Yassıada duruşmalarında merhum Menderes ve hükümet üyeleri yolsuzluklarla suçlandı. Darbeyi meşrulaştırmanın aracı olarak kullanılan basın organlarında da "Menderes'in kasası yolsuzluk evrakı ve vesikalarla dolu", "Polatkan'a ait yolsuzluklar açıklandı", "Polatkan'ın zimmetinde 4 milyon lira çıktı", "Polatkan'a ait yolsuzluklar açıklandı. Suçu: 12 milyon 500 bin liralık hisseye karşılık menfaat temini!" başlıklı manşetler yayınlandı.

"SABIKLARIN BANKALARDAKİ PARALARI: 1 MİLYAR TL"

Darbe sonrası bu manşetle yayınlanan gazeteler, "Dün bir ihibarla sanıkların hangi bankalarda ne kadar paraları bulunduğu bildirildi" diye yazıyordu. Sabıklardan kasıtları, merhum Başbakan Adnan Merderes, dönemin Dışişleri Bakanı Fatin Rüştü Zorlu, Maliye Bakanı Hasan Polatkan'dı.

MENDERES PROVOKASYONLARLA HEDEF YAPILDI

Takvimler 1960'ı gösterdiğinde, Başbakan koltuğunda iki seçimden zaferle çıkan Menderes oturuyordu, Cumhurbaşkanı ise Celal Bayar'dı. 4 Mayıs 1950'deki seçimlerde, DP yüzde 53 oyla 416 vekil çıkarmış, CHP ise 69 sandalye alabilmişti. DP'ye karşı provokasyonlar 1954'teki ikinci zaferinin ardından yoğunlaştı.

ATATÜRK'ÜN EVİNE SALDIRI

6 Eylül 1955'TE Selanik'te Atatürk'ün doğduğu evin yanındaki Türk konsolosluğunun bahçesine atılan iki bombadan birinin patladığı, evin ve konsolosluğun camlarının kırıldığı haberi üzerine Ankara, İstanbul ve İzmir'de halk sokağa döküldü, azınlıkların yaşadıkları semtlerde yangınlar çıkarıldı, işyerleri yağmalandı.

'6-7 EYLÜL' OLAYLARI

27 Mayıs 1960 darbesinden sadece 8 gün sonra bir gazeteye röportaj veren Fuad Köprülü, 6-7 Eylül Olayları ile ilgili, "Bu müessif hadisenin baş tertipçisi ve müsebbibi bizzat Menderes'ti. Kıbrıs'ı fethetmek için bu şekilde bir yol takip etmeyi doğru bulmuştur" dedi. Yassıada'da alelacele 6-7 Eylül Olayları davası açıldı.

EZAN YASAĞI KALDIRILDI

DP'nin ilk yıllarında yaptığı en önemli icraatların başında, Türkçe okunan ezanın tekrar Arapça okunmasına dair kanunun Meclis'e sunulup kabul edilmesi gelmişti. İcraatalariyle milletin yanında yer alan DP katılımın yüzde 88,63 gibi oldukça yüksek bir oranda gerçekleştiği 1954 seçimlerinde, yüzde 58.4 oy aldı, CHP 35,1'de kaldı.

YARGILAMALAR 11 AY SÜRDÜ

Yassıada'da 14 Ekim 1960'ta başlayan yargılamalar 15 Eylül 1961'de karara bağlandı. Eski Cumhurbaşkanı Celal Bayar, eski Başbakan Adnan Menderes, eski Dışişleri Bakanı Fatin Rüştü Zorlu, eski Maliye Bakanı Hasan Polatkan'ın idam kararları oybirliğiyle alındı. Celal Bayar hakkındaki karar, yaş haddi nedeniyle müebbet hapis cezasına çevrildi.

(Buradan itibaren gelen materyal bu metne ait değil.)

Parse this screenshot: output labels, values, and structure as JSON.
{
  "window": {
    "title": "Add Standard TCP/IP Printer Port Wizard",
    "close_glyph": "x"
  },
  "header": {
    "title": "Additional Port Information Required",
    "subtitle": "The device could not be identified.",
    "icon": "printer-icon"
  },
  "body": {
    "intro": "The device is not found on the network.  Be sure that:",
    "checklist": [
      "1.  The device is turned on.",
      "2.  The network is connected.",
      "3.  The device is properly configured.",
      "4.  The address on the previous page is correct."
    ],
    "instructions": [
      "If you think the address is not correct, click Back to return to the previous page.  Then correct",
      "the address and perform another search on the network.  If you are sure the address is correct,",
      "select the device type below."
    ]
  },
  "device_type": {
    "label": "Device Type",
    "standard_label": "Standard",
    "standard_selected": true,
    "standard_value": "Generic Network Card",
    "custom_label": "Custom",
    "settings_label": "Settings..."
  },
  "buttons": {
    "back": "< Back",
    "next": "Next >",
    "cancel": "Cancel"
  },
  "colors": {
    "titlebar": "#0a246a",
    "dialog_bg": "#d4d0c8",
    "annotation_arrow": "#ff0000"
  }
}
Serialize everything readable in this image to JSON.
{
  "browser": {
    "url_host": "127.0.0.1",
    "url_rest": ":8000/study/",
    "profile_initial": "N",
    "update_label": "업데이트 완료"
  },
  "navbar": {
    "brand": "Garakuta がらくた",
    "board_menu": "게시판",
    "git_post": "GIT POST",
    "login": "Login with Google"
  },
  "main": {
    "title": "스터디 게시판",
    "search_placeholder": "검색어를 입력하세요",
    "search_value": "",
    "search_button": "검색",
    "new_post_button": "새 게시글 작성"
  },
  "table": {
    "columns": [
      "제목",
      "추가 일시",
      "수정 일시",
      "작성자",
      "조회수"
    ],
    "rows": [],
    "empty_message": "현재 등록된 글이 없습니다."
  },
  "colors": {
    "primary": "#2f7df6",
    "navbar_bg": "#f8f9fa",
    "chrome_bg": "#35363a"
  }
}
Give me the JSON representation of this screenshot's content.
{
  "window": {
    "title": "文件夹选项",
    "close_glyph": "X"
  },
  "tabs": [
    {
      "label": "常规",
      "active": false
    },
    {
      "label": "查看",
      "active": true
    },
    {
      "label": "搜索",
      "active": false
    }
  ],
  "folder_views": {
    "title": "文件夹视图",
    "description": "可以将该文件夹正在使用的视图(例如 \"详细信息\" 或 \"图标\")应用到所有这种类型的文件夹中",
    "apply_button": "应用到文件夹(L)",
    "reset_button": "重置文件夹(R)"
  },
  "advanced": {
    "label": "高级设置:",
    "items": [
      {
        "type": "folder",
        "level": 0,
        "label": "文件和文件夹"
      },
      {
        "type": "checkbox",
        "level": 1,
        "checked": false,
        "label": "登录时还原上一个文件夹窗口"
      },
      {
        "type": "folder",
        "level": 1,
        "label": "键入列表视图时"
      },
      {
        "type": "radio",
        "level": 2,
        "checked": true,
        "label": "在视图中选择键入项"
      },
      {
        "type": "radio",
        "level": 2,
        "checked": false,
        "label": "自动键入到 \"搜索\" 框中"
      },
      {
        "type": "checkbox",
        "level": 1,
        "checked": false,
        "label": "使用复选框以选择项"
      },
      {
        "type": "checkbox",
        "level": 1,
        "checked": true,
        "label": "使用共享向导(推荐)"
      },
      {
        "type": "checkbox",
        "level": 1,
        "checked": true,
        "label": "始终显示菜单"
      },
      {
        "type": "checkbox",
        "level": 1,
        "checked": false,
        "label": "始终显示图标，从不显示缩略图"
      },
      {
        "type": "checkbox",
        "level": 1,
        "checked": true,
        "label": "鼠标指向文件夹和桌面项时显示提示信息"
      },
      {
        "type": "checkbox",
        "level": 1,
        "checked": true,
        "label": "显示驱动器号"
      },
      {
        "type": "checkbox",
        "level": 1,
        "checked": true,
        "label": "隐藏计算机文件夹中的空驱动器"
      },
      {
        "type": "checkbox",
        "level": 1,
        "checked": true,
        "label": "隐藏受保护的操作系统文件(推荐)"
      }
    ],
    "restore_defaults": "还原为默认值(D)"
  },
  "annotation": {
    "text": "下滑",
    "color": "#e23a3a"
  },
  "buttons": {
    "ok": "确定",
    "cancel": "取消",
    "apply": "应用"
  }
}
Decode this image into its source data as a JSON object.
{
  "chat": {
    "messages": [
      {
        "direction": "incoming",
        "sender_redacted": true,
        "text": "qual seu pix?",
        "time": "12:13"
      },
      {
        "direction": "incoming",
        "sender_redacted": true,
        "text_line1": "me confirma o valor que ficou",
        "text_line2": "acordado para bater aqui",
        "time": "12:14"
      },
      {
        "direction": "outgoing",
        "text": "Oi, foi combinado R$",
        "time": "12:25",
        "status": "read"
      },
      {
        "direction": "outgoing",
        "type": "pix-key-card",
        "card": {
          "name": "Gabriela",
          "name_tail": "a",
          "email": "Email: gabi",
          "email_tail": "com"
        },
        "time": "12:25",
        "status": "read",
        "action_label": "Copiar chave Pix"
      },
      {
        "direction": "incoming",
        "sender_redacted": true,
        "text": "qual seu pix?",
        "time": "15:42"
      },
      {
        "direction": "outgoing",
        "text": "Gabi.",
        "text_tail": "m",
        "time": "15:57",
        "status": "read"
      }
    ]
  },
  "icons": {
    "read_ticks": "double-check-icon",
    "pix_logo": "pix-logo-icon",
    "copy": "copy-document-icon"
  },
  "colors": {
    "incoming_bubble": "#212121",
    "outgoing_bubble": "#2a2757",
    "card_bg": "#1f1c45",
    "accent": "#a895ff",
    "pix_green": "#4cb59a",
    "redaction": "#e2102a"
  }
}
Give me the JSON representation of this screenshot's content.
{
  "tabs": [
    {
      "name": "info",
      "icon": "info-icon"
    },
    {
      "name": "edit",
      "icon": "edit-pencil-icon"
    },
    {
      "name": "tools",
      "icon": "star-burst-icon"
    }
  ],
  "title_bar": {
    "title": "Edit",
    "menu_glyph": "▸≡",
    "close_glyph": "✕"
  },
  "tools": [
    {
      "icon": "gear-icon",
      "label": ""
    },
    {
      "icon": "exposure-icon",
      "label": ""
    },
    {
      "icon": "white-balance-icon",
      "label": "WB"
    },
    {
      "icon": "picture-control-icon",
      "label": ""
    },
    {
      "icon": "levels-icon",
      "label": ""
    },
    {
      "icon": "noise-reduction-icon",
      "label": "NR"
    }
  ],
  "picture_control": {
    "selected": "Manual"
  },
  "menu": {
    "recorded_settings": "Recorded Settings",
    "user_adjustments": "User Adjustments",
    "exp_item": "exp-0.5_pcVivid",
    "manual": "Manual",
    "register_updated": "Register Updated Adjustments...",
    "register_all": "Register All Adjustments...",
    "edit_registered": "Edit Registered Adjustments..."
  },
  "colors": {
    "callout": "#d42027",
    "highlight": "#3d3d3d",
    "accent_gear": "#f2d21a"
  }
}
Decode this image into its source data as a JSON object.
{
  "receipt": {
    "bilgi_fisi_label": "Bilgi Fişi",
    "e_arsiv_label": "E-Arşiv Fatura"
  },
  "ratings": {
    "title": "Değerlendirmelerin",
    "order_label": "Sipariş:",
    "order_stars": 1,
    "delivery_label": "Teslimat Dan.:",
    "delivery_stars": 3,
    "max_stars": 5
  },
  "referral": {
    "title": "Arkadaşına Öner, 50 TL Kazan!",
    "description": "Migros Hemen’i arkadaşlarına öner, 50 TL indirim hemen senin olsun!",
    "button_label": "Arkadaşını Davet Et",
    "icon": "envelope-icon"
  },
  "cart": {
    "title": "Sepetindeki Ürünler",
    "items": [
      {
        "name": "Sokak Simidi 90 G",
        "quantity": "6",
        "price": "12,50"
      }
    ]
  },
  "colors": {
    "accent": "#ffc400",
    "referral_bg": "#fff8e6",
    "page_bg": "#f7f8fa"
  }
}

ÜNİVERSİTE ÖĞRENCİLERİ İKTİDARA KARŞI KULLANILDI

DP iktidarının son dönemlerinde İsmet İnönü'nün bazı yurt gezilerinin engellendiği ve saldırıya uğradığı iddiaları ortaya atılmasının ardından üniversite öğrencileri, hükümet aleyhine gösterilere başladı. İstanbul Beyazıt Meydanı'nda üniversite öğrencilerinin eylemi sırasında Orman Fakültesi öğrencisi Turan Emeksiz, seken bir kurşunun başına isabet etmesi sonucu hayatını kaybetti, olaylar daha da şiddetlendi. Ülkede yaşananlar nedeniyle İstanbul ve Ankara'da sıkıyönetim ilan edildi.

"ÜNİVERSİTEDE ŞEHİTLERİN SAYISI BELLİ DEĞİL"

İstanbul Üniversitesi'nde yaşanan olayların ardından Hürriyet Gazetesi, "Şehitlerin sayısı belli değil" diyerek provakatif bir manşete imza attı. Haberin spotunda, "Maarif vekili: 11 kişinin öldüğü söyleniyor" ifadesi yer aldı. Sayının üniversiteler açılınca netleşeceği yazıldı.

CHP AKTİF ROL OYNADI

İsmet İnönü, Menderes'i hedef alan düzmece olayların merkezinde yer almakla kalmadı, idamında da etkili oldu. MBK Genel Sekreteri Albay M. Şükran Özkaya'nın 15 Ağustos 1961'de daktilo ettiği bir yazıda İnönü'nün MBK Başkanı Cemal Gürsel'e 'Diğerlerini ömür boyu hapis, Menderes, Zorlu, Polatkan'ın idamını onaylamanızı istirham ederim' dediği yer alıyordu. İnönü'nün darbe öncesi "Sizi ben de kurtaramam" çıkışı da unutulmadı.

10 YILDA 11 CUNTA KURULDU

Askeri vesayet heveslileri 14 Mayıs 1950'den, 27 Mayıs'a kadar hiç sahneden inmedi. 14 Mayıs günü üst rütbeli 4 komutan iktidarı kaybeden İsmet İnönü'yü Çankaya Köşkü'nde ziyaret ederek 'Bir emri olup olmadığını' sordu. İnönü askerlerin sırtını sıvazladı. 10 yılda 11 cunta kuruldu, 6 darbe girişiminde bulunuldu.

VESAYET KURUMSALLAŞTI

1960 darbesi sonrası cuntacıların ihdas ettiği yeni kurum ve kuruluşlar, vesayeti kurumsallaştırdı. Millet iradesinin tecelli ettiği yasama organı olan TBMM, darbecilerin kurduğu Cumhuriyet Senatosu ve Anayasa Mahkemesi ile vesayet altına alındı. Senato 1980 anayasası ile kaldırıldı.